UN Refugee Chief: World must act to end South Sudan suffering
ADJUMANI, Uganda – During a visit to Uganda, United Nations High Commissioner for Refugees Filippo Grandi has made a passionate plea to end the human rights violations and atrocities that have sent thousands fleeing South Sudan across the border.
“Peace has to come to South Sudan. The leaders of that young country have to behave responsibly and not continue to ignore the plight of their own people,” said Grandi, after hearing tales of extreme violence from recently arrived refugees. “Humanity is suffering. This has to stop.”
Nearly 90,000 refugees from South Sudan have fled to safety in Uganda since renewed conflict broke out in July between government and rebel forces. The numbers have slowed in the last month, but Uganda is still receiving 800-1,000 refugees per day.
"The leaders have to behave responsibly and not ignore the plight of their own people."
During a three-day visit to Uganda, Grandi visited Adjumani District where a majority of recent arrivals have sought refuge. He spoke with refugees who told harrowing stories of the violence that forced them to leave everything behind, and also urged greater support for refugees in Uganda.
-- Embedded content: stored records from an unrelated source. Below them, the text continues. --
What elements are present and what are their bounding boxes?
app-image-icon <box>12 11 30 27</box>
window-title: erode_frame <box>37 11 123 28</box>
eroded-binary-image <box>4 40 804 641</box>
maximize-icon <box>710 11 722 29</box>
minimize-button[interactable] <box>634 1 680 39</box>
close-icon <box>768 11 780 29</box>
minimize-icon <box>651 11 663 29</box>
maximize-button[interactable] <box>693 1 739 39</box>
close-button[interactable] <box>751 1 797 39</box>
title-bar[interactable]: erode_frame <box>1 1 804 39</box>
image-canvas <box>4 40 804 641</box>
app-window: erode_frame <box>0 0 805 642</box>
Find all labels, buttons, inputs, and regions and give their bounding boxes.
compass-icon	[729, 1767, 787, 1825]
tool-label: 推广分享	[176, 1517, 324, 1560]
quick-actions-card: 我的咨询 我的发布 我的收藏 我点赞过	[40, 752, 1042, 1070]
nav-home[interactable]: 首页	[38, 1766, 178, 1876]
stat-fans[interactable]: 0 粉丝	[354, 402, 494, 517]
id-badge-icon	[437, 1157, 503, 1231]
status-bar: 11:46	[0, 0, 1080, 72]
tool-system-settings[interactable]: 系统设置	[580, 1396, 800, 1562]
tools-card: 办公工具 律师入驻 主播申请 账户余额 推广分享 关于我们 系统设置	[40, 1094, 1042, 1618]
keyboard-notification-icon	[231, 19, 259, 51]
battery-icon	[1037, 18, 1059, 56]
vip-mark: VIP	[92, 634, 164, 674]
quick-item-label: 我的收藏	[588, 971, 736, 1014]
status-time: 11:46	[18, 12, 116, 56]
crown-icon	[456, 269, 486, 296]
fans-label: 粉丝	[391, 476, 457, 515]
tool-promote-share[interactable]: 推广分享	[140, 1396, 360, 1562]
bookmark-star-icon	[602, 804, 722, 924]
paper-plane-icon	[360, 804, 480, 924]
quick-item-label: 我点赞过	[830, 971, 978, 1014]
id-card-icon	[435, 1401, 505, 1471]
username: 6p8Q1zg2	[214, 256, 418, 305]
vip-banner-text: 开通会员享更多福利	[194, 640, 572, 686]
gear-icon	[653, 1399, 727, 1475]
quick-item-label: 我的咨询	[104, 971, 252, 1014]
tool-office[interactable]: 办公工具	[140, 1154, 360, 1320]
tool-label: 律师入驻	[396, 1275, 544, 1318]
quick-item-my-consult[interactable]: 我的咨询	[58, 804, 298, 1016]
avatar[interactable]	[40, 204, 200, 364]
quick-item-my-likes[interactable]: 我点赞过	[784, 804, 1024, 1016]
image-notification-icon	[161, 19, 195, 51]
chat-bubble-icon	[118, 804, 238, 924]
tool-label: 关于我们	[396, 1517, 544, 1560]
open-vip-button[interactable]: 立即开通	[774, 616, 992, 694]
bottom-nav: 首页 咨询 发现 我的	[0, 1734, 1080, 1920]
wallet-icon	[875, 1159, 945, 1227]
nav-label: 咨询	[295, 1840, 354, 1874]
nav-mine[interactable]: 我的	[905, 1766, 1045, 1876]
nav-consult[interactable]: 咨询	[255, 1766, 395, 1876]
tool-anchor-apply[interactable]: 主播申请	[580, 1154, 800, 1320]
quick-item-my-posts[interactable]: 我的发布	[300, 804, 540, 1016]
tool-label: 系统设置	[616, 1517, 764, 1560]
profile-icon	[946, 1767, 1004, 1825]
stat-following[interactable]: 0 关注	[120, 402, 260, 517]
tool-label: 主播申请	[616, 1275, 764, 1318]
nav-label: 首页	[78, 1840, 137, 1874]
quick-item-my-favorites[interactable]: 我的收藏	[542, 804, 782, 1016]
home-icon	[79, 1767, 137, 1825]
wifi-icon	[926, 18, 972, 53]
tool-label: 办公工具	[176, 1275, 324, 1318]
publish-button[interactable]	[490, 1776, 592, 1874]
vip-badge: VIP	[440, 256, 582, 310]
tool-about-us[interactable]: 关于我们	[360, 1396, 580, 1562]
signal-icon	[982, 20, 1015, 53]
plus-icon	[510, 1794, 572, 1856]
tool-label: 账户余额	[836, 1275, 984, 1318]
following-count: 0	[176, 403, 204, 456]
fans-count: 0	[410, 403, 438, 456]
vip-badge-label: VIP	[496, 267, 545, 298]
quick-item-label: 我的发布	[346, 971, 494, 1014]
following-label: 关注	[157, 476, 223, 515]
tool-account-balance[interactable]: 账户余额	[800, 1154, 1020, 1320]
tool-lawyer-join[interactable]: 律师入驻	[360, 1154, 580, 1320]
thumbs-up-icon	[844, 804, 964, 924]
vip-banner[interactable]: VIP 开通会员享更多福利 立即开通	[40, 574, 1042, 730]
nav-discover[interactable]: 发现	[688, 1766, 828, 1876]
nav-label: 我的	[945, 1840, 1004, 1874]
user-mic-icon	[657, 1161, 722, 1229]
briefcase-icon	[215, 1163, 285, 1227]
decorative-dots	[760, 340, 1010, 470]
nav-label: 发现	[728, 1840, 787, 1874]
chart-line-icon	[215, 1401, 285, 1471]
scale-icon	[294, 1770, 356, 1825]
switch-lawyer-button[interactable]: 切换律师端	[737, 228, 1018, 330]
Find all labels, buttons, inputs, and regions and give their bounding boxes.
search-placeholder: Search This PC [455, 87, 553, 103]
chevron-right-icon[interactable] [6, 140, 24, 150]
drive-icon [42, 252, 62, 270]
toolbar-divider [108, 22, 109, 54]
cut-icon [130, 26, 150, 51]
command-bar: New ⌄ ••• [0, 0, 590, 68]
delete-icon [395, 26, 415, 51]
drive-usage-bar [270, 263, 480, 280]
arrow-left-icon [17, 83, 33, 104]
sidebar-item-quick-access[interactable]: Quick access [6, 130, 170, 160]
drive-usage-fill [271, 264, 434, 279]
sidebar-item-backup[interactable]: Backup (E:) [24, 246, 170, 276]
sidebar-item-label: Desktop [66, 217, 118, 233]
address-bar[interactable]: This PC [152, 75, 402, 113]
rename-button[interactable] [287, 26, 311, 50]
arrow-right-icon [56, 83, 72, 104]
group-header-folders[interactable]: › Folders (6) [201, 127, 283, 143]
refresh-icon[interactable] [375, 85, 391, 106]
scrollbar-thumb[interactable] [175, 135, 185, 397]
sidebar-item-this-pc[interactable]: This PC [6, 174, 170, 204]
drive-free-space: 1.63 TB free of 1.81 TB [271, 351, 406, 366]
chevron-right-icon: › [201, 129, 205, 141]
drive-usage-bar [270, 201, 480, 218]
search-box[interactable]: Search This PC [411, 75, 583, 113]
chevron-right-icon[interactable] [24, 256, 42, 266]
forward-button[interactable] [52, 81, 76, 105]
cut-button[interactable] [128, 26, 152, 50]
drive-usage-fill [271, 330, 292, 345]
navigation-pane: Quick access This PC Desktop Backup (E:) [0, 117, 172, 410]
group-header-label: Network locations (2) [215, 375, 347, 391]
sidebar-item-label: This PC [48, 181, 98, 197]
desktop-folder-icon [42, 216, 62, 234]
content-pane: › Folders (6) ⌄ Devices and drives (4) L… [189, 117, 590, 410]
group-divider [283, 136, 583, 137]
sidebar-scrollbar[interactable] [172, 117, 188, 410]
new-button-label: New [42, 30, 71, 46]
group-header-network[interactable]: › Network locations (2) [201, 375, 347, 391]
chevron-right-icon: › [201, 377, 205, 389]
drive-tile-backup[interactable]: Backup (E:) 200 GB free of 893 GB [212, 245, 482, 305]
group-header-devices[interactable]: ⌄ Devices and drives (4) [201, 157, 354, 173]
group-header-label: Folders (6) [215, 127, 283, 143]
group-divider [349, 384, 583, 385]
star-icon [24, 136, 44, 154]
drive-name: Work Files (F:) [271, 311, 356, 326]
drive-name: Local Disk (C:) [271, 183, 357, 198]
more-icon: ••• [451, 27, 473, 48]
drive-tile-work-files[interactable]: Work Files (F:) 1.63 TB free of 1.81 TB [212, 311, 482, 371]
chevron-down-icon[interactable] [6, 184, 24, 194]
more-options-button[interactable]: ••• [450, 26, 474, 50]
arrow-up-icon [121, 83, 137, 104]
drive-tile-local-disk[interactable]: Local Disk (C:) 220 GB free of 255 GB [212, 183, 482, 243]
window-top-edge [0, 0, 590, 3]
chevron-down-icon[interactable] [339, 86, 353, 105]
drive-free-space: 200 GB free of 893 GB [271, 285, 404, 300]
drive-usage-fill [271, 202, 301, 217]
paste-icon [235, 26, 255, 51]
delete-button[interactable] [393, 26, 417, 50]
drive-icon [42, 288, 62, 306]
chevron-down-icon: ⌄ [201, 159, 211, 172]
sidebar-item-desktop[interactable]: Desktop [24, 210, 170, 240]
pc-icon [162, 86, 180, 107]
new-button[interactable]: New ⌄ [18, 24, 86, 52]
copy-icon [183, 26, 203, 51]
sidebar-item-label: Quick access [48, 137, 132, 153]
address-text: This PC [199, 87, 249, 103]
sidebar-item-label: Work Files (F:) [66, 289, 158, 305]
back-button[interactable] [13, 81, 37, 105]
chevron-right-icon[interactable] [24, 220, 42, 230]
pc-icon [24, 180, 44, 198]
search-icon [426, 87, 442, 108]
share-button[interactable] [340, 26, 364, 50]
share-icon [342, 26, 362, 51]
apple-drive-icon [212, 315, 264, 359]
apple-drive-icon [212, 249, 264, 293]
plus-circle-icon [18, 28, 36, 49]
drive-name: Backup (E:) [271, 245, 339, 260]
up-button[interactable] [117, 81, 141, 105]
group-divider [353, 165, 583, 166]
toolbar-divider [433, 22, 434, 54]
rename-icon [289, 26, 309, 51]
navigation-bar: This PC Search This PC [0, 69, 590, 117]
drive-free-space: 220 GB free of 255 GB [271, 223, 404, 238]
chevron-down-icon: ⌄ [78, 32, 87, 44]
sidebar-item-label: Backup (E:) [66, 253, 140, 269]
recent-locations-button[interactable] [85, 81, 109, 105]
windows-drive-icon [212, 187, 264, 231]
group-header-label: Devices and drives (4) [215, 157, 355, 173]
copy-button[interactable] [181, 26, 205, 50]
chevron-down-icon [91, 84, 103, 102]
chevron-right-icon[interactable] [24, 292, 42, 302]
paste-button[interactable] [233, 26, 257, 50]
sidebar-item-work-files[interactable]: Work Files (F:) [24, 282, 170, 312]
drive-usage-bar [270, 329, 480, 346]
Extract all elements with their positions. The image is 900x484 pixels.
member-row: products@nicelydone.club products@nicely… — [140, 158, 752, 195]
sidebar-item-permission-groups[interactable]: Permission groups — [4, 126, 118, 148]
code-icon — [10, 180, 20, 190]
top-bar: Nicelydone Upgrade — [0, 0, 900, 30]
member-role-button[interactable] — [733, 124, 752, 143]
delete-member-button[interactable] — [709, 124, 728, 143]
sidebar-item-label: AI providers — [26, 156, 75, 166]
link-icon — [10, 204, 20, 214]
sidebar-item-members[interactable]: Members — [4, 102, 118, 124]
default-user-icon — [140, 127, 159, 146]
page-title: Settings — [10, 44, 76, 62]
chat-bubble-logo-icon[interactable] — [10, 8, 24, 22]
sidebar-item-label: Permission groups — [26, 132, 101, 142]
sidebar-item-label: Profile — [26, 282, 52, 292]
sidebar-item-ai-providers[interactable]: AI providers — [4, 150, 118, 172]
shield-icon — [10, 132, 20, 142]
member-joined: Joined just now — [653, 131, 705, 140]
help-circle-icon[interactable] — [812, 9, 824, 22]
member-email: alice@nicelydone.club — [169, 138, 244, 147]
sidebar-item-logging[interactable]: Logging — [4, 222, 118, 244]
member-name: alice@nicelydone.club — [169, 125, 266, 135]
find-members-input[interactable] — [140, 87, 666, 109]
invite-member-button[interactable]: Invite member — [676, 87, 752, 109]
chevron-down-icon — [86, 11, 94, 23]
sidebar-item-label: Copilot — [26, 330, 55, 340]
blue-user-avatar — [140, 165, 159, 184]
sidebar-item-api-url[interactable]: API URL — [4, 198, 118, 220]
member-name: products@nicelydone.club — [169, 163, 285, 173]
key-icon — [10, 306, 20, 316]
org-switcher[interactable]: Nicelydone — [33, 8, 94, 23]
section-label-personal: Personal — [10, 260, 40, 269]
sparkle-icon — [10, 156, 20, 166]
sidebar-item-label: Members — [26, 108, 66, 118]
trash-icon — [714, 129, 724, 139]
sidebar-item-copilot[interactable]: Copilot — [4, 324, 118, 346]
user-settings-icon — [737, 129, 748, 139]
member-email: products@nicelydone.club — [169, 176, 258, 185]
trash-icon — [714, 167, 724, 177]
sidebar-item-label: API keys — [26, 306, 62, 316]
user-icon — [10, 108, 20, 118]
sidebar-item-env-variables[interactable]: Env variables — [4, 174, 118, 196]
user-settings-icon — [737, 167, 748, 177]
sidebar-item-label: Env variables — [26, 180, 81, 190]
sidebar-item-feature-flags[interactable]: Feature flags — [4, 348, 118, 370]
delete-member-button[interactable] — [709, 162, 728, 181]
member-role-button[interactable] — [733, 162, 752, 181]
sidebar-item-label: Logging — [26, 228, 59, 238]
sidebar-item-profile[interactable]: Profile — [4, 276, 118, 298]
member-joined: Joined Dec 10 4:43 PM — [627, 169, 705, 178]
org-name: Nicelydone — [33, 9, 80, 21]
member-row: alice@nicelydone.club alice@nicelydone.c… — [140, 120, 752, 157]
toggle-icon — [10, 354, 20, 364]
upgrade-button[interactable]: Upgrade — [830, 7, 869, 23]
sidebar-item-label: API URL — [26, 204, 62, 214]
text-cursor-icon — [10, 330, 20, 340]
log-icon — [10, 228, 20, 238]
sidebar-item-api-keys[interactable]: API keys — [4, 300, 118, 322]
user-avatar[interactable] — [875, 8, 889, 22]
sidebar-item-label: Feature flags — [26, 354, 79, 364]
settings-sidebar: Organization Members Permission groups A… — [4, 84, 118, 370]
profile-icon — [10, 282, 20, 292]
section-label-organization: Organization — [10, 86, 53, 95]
Taban Arikaangjelo barely escaped with his life after being shot at and chased away during a raid on his village by government forces. He made it to Uganda, but told of relatives still trapped inside South Sudan because of armed groups blocking the roads.
He said Grandi’s call for both peace in South Sudan, and for more help for the refugees in Uganda, sent a powerful message.
“It was important for him to come here and see how we are living, and also to see that we are safe here in Uganda."
After Kenya, Uganda hosts the second largest population of refugees in Africa, with more than 600,000 refugees coming primarily from South Sudan, the Democratic Republic of Congo and Burundi.
The country also has one of the world’s most progressive refugee policies. Refugees live in settlements, rather than camps. The government provides them with plots of land, which allows them to build their own homes, and grow food that can be sold for additional income.
Grandi praised the fact that despite a lack of resources and the large new influx, the Ugandan government has continued to welcome refugees.
“Nowhere in the world have I seen people settled with land, with shelter in less than two months.”
“Nowhere in the world have I seen people settled with land, with shelter in less than two months.” he said.
The High Commissioner called on the international community to offer more support for the humanitarian response to the South Sudan crisis, which is currently funded at only 20 per cent.
“I’m appealing to the international community to pay the same attention, and put the same resources into this response, that it would if the emergency was in a country closer to them,” he said.
The High Commissioner warned that without adequate funding, UNHCR and partners will have a difficult time continuing to meet the needs of South Sudanese refugees, putting hundreds of thousands of them at risk of lack of food, disease and other protection issues.